Aside, however, from imploring academics not to be jerks (a likely futile task), the usual fixes suggested (and, sometimes, implemented), aren’t bad—but they could be better. Some academics argue, for example, that if reviewers signed their names, they might think twice about their pettiest jabs. I’m not so sure, though. Anyone who’s sat through the Q&A after a conference presentation knows that a lot of academics consider it sporting to rip each other’s faces off in public (“I don’t have a question so much as a comment”; a 20-minute tirade ensues).
Another solution is the idea of open-source peer review, of the sort scholar Kathleen Fitzpatrick recently accomplished with her book Planned Obsolescence: Publishing, Technology and the Future of the Academy. The 43 peer reviewers she crowdsourced online, Fitzpatrick tells me, came from a diverse variety of disciplines, and thus “often disagreed with one another, and their discussions gave me important information about ways my work was being interpreted.” This, she said, combined with the two traditional reviews from her publisher (which she also says were quite constructive), improved her book drastically. I’m glad this system worked for her, but I admire her fortitude—because when I read “crowdsourced peer review,” I hear “Internet comments,” and I want to crawl into a hole and die.
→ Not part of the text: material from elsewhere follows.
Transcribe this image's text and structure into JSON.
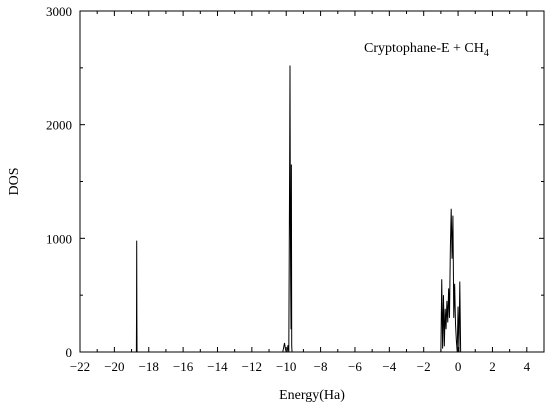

What we need is an idea that takes advantage of, rather than battles against, academics’ petty self-interest. Luckily, the peers who review your work may think of themselves as above you in every way—but there’s one important manner in which they’re not: They need to publish too.
Right now anyone can submit an article or book to any journal or press, and if the beleaguered (often unpaid) editor likes it, she begs friends or grad students or total strangers to look at it for peer review. But what if in order to be eligible to submit an academic article to a journal, a scholar had first to volunteer to review someone else’s article for that same journal? What if that review had only two requirements: It has to be timely (in academese, by the way, this means three months). And that review has to be constructive. You want to publish and not perish? First you have to earn that right by making a punctual, non-petty investment into the publishing enterprise. Journals get better, more motivated reviewers; authors are more invested in actually reading and contributing the journals. Everybody wins. Call it “peer review review.”